John Snow created this map showcasing all the cholera cases near the Broad Street water pump. 

By Becca Bakal, MPH

This National Public Health Week, I’m thinking about what working in public health means to me. At its most basic level, public health is about looking at health from the level of a population, instead of focusing on an individual.

I like to think of it as working upstream, where clinical healthcare is downstream. Public health is about preventing problems, more than fixing them (although that’s part of it too).

Most people would trace the field of public health to 1854, when John Snow identified and shut off a contaminated water supply that had caused a cholera outbreak in London.

Snow mapped all the cases of cholera in the outbreak and found out that they all had something in common: they were near one water pump. He had the handle taken off the pump, and the cholera outbreak ended.

Snow took a birds-eye view of a health issue that was impacting a group of people — in this case a neighborhood. Because he zoomed out and literally focused upstream, he was able to identify the cause of the issue and intervene to prevent more people from falling ill.

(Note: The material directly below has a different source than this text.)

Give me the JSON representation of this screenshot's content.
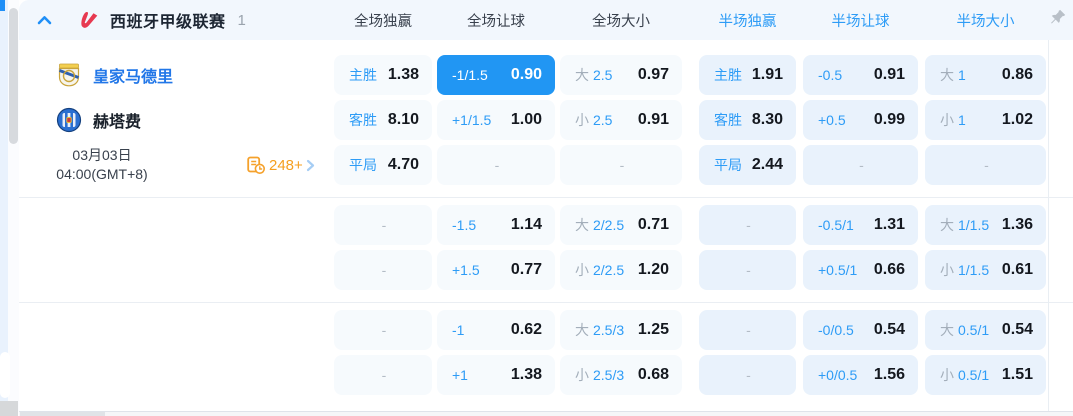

This is similar to our work at the Norton & Elaine Sarnoff Center for Jewish Genetics. We strive to help families who are at risk of certain genetic health conditions by reaching them early, when they can address that risk and prevent illness. In our work, focusing upstream means:

  • First and foremost, educating individuals of Jewish ancestry and professionals who care for those individuals – such as rabbis and doctors – about how ancestry is linked to genetic risks.
  • Facilitating access to carrier screening for folks who are starting their families, to help one generation  learn about the risk it can pass on to the next. Screening is a classic example of a public health initiative: it helps to identify potential health problems early, in this case by looking at one generation to determine the risk to the next generation.
  • Encouraging families to look at past health history for clues about future health risks.
  • Linking families to a genetic counselor and additional resources if they want to learn more about, or pursue, other types of genetic testing and screening—for example, testing for BRCA gene mutations that increase risk for certain types of cancer.

Although in many ways public health principles and techniques have evolved since the time of John Snow, in other ways they have stayed the same. We still prevent illness by working upstream.

I feel lucky to be part of a tradition of folks improving the health of the public, and part of a community of innovators building new and improved techniques to meet the demands of the future. Happy National Public Health Week!